He was only one year old when his father died and was subsequently raised by his mother (Ellice or Ellen, daughter of Gerald Aylmer, 2nd Baronet of Balrath, County Meath) and her relatives who were members of the established church. FitzGerald subsequently conformed to the established religion. In 1773, he built a new house in front of the Castle and incorporated the Tower in his new residence. 

Donadea Castle, County Kildare, Septemeber 2017.

Gerald, 8th Baronet, held the lands of Donadea between 1816 and 1878 and he is accredited with most of the construction work that is visible in Donadea demesne today. He began his building program in the 1820s by re-routing the roads away from the Castle and the construction of a high wall enclosing the demesne. Gate lodges were then built at all the entrances. 

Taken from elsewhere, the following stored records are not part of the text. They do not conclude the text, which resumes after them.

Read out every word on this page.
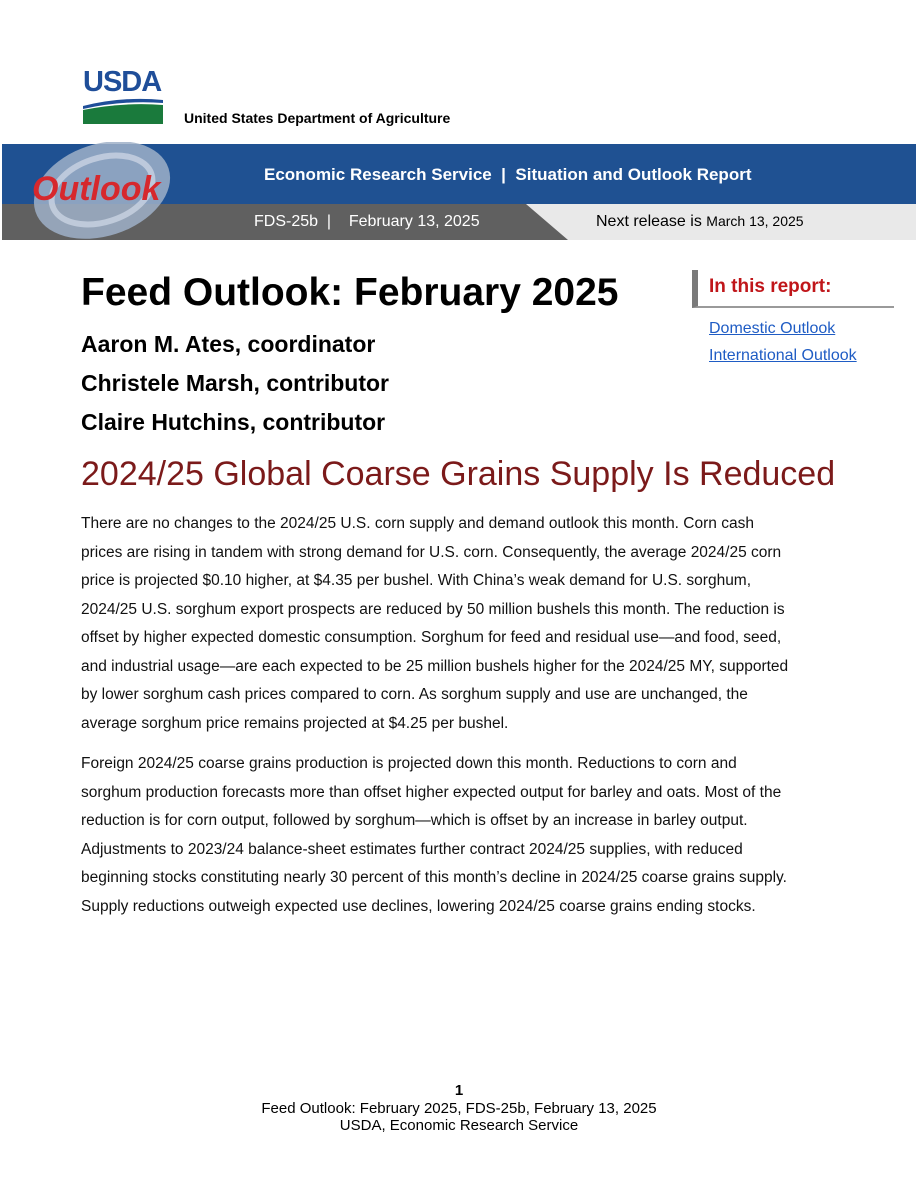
USDA
United States Department of Agriculture
Outlook	Economic Research Service  |  Situation and Outlook Report
FDS-25b  |    February 13, 2025	Next release is March 13, 2025
Feed Outlook: February 2025
Aaron M. Ates, coordinator
Christele Marsh, contributor
Claire Hutchins, contributor
In this report:
Domestic Outlook
International Outlook
2024/25 Global Coarse Grains Supply Is Reduced
There are no changes to the 2024/25 U.S. corn supply and demand outlook this month. Corn cash
prices are rising in tandem with strong demand for U.S. corn. Consequently, the average 2024/25 corn
price is projected $0.10 higher, at $4.35 per bushel. With China’s weak demand for U.S. sorghum,
2024/25 U.S. sorghum export prospects are reduced by 50 million bushels this month. The reduction is
offset by higher expected domestic consumption. Sorghum for feed and residual use—and food, seed,
and industrial usage—are each expected to be 25 million bushels higher for the 2024/25 MY, supported
by lower sorghum cash prices compared to corn. As sorghum supply and use are unchanged, the
average sorghum price remains projected at $4.25 per bushel.
Foreign 2024/25 coarse grains production is projected down this month. Reductions to corn and
sorghum production forecasts more than offset higher expected output for barley and oats. Most of the
reduction is for corn output, followed by sorghum—which is offset by an increase in barley output.
Adjustments to 2023/24 balance-sheet estimates further contract 2024/25 supplies, with reduced
beginning stocks constituting nearly 30 percent of this month’s decline in 2024/25 coarse grains supply.
Supply reductions outweigh expected use declines, lowering 2024/25 coarse grains ending stocks.
1
Feed Outlook: February 2025, FDS-25b, February 13, 2025
USDA, Economic Research Service
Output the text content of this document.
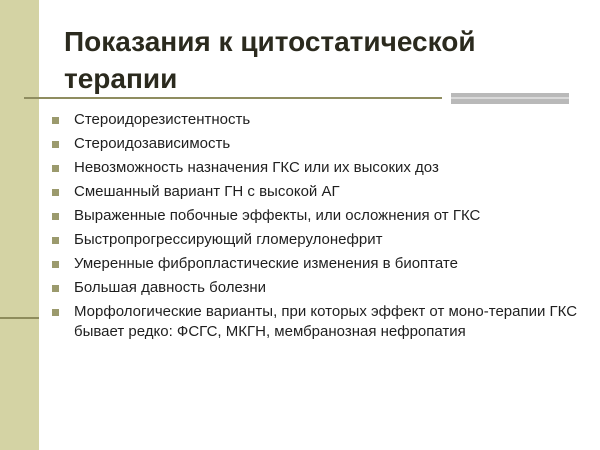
Показания к цитостатической терапии
Стероидорезистентность
Стероидозависимость
Невозможность назначения ГКС или их высоких доз
Смешанный вариант ГН с высокой АГ
Выраженные побочные эффекты, или осложнения от ГКС
Быстропрогрессирующий гломерулонефрит
Умеренные фибропластические изменения в биоптате
Большая давность болезни
Морфологические варианты, при которых эффект от моно-терапии ГКС бывает редко: ФСГС, МКГН, мембранозная нефропатия
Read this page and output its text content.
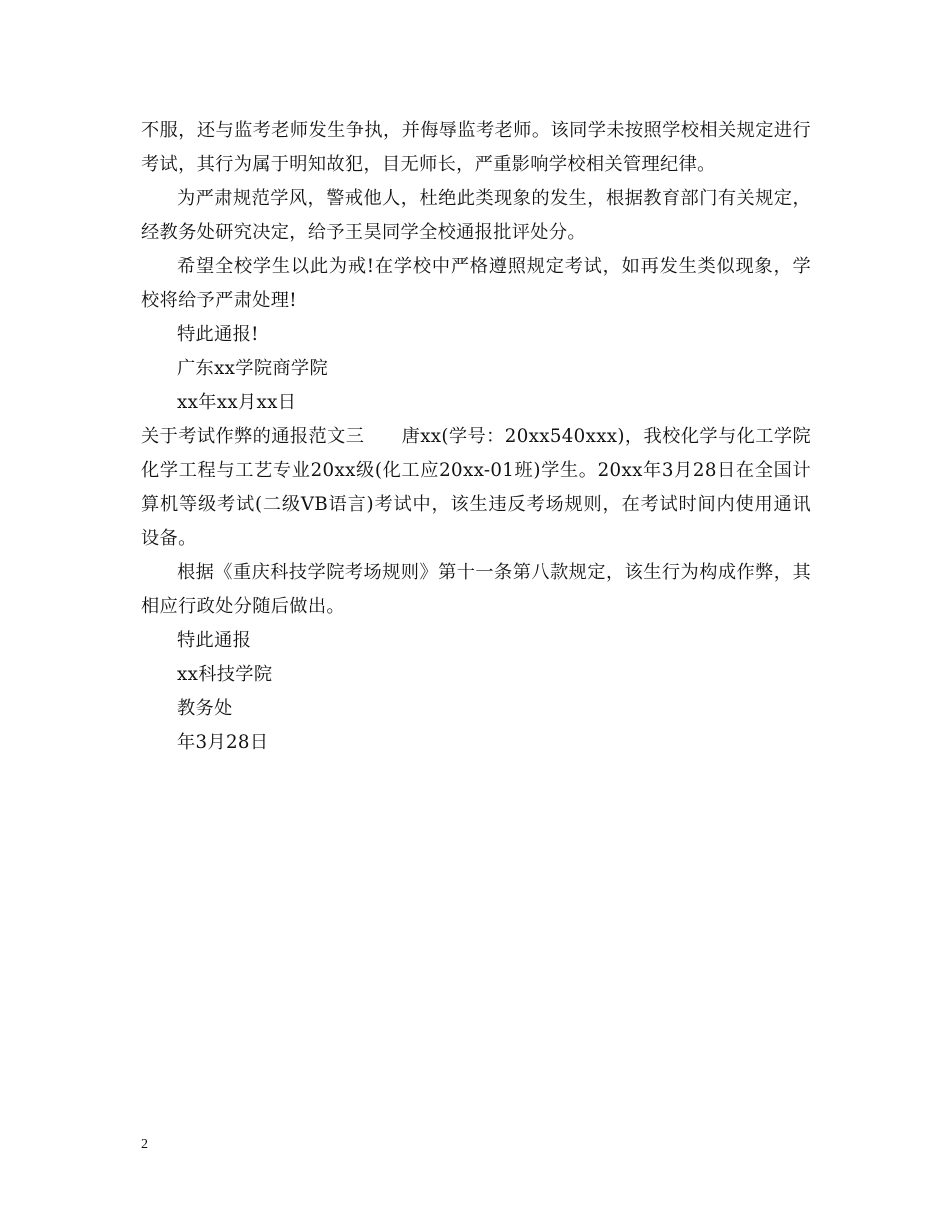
不服，还与监考老师发生争执，并侮辱监考老师。该同学未按照学校相关规定进行
考试，其行为属于明知故犯，目无师长，严重影响学校相关管理纪律。
为严肃规范学风，警戒他人，杜绝此类现象的发生，根据教育部门有关规定，
经教务处研究决定，给予王昊同学全校通报批评处分。
希望全校学生以此为戒!在学校中严格遵照规定考试，如再发生类似现象，学
校将给予严肃处理!
特此通报!
广东xx学院商学院
xx年xx月xx日
关于考试作弊的通报范文三　　唐xx(学号：20xx540xxx)，我校化学与化工学院
化学工程与工艺专业20xx级(化工应20xx-01班)学生。20xx年3月28日在全国计
算机等级考试(二级VB语言)考试中，该生违反考场规则，在考试时间内使用通讯
设备。
根据《重庆科技学院考场规则》第十一条第八款规定，该生行为构成作弊，其
相应行政处分随后做出。
特此通报
xx科技学院
教务处
年3月28日
2
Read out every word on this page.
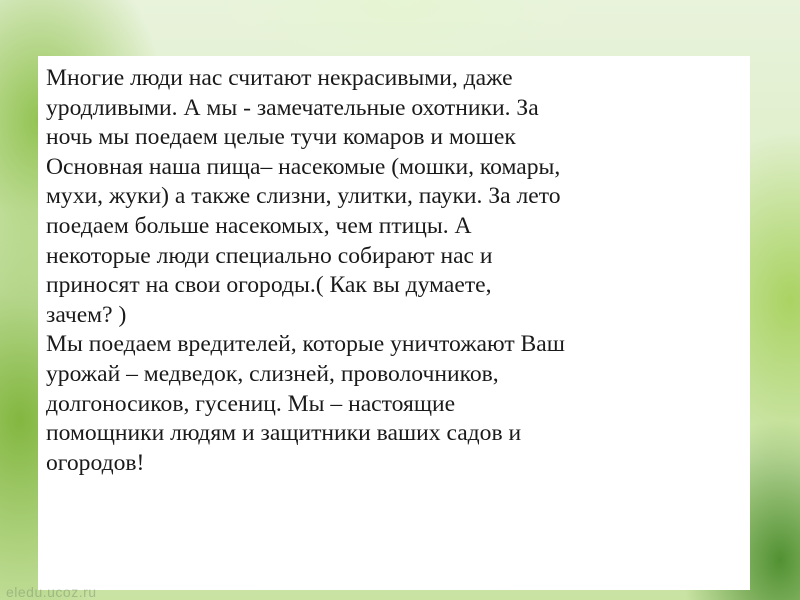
Многие люди нас считают некрасивыми, даже
уродливыми. А мы - замечательные охотники. За
ночь мы поедаем целые тучи комаров и мошек
Основная наша пища– насекомые (мошки, комары,
мухи, жуки) а также слизни, улитки, пауки. За лето
поедаем больше насекомых, чем птицы. А
некоторые люди специально собирают нас и
приносят на свои огороды.( Как вы думаете,
зачем? )
Мы поедаем вредителей, которые уничтожают Ваш
урожай – медведок, слизней, проволочников,
долгоносиков, гусениц. Мы – настоящие
помощники людям и защитники ваших садов и
огородов!

eledu.ucoz.ru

He also built a new grand entrance known as the Lime Avenue. 

In 1827 he completely remodelled the front of the Castle which gave it an attractive bow shaped appearance. It has been suggested that he employed the renowned architect Richard Morrison to design this new structure. 

The older cabin-type dwellings close to the castle were demolished and new estate houses built at the Range. To the west of the Castle he built an eight acre area of gardens and paddocks, surrounded and sub-divided by walls. In the Castle yard he built dwellings for staff and elaborative farm buildings. He also constructed the artificial lake and the Ice House. Large areas of the demesne were planted and, by the time of his death, Donadea demesne was listed as one of the finest parkland settings in the county. 

Outside the demesne he was involved in numerous construction projects including the famous ‘Aylmer Folly’, viz. the Tower on the summit of the hill of Allen. (see [2]) Sir Gerald’s grandson Justin, 10th Baronet, died unmarried in 1885. His sister Caroline inherited the castle and much of the demesne, while the baronetcy passed to a cousin. Caroline Maria Aylmer, who was the daughter of Sir Gerald George Aylmer, 9th Baronet, was the last Aylmer to live at Donadea. She died in 1935, leaving the estate to the Church of Ireland who, in turn, passed it bequeathed to the Irish state. 

The castle remained unoccupied and its roof was removed in the late 1950s. 

For more on the Aylmer family, see The Landed Gentry & Aristocracy of County Kildare by Turtle Bunbury & Art Kavanagh (published by Irish Family Names, 2004). 

6. Farmersvale House, Badgerhill, Kill, Co. Kildare – section 482

Farmersvale House, County Kildare, photograph from National Inventory of Architectural Heritage.

contact: Patricia Orr
Tel: 086-2552661
Open: May 1-18, Aug 1-22, Dec 1-20, 9.30am-1.30pm
Fee: adult €5, student/child/OAP €3, (Irish Georgian Society members free)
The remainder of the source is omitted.